Accountants and Business Advisers

Have your say: Government calls for input on Single Touch Payroll

Have your say: Government calls for input on Single Touch Payroll

Single Touch Payroll (STP) is set to dramatically reduce the reporting obligations of payroll departments to the ATO by simplifying ongoing requirements to a once-off automated submission.

Currently employers are required to report multiple times to the ATO throughout the year via BAS statements, payment summaries and TFN declarations, just to name a few.

Companies can choose to use STP in July 2016. Large organisations (PAYG obligations over $100k) will be required to use STP by July 2017. Smaller companies must do so from July 2018. It will be possible to apply for exemptions in certain circumstances.

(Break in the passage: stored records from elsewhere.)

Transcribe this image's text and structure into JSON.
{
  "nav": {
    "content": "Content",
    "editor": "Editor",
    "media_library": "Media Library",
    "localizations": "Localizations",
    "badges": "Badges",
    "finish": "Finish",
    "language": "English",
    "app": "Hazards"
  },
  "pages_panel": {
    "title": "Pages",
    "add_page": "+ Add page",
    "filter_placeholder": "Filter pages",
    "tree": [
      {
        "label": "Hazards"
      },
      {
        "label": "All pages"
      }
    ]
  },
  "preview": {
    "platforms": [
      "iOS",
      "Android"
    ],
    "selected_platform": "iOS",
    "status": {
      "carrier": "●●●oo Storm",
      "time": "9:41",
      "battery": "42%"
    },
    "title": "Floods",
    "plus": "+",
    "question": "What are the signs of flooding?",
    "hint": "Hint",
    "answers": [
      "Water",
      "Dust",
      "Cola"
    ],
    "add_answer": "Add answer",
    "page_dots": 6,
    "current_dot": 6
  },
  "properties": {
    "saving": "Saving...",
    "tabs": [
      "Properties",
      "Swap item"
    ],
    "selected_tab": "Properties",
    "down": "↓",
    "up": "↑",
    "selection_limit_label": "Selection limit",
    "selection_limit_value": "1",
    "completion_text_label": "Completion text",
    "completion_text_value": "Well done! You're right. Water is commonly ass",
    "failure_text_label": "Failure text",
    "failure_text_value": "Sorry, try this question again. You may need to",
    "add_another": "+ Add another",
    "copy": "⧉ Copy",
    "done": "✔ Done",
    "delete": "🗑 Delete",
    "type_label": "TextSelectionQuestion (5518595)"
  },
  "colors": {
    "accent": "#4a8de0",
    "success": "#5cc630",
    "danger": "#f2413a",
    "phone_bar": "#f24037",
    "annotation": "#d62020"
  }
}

STP will reduce reporting obligations for all companies

Small enterprises with just 6 employees can have up to numerous reporting obligations to the ATO per year so the potential impact on larger organisations is enormous. STP will largely eliminate repetitive reporting of tax/super and payroll information to the ATO, leaving staff free to work on other projects.

Here’s how STP will reduce paperwork and reporting obligations in more detail:

1. When salaries and Super are paid

Salaries are paid to employees, PAYGW and super are calculated by payroll, reported to the ATO and paid later.

Using STP
Salaries are paid, tax and super are calculated, information and PAYG withholding is digitally sent to ATO and super funds at the same time.

Plus this automated process will also help the ATO to identify which organisations are failing to meet their super obligations to employees.

2. When employees commence or cease employment

Employers must complete paperwork obligations for TFN declarations and Super Choice for every new employee when they commence employment. When employees leave a company payroll must notify the Department of Human Services (DHS), the ATO and the employee’s super fund.

Using STP
TFN declarations and Super Choice will be transferred automatically by STP on commencement.
At cessation of employment STP can automatically notify the ATO, super funds and the DHS.

3. At the end of financial year

Employers must calculate and produce payment summaries for every employee they’ve paid throughout the year. Even when the systems are automated, this can be a time consuming task.

Using STP

Since this information has already been submitted to the ATO during the year, there will no longer be a requirement to submit it again.

Input from stakeholders has been requested to help with a smooth transition.

The government has asked for discussion on several points related to STP:

  • Single Touch Payroll can be used from July 2016 and will require appropriate payroll software. This may be a simple upgrade for an existing cloud based system. Older systems may need to be replaced.
  • The outlay required for a new system or upgrade is expected to be easily offset by the time and money saved by reduced reporting obligations.
  • There will no longer be a gap between the reporting of tax and super obligations and their payment. Some companies use the existing time lapse to accumulate funds for tax and super payment. Under STP this will no longer be possible.
  • During transition to STP there will also be cash flow impact due to the new ‘real-time’ payment. Companies will need to be prepared for this.

The transition to STP is under review by the government and consultation with the business community is under way. Stakeholder input has been requested, for a discussion paper to assist with final decisions on the implementation process. The deadline was March 6th.

To recap, you can provide your input on the following:

  • Transition arrangements, including enforcement of the time frame.
  • Suggestions on how to minimise implementation and compliance costs.
  • The potential for employers to remit employee pay as you go withholding and the super guarantee at the same time as when employees are paid.

For those who would like to contribute, submissions were due by March 6.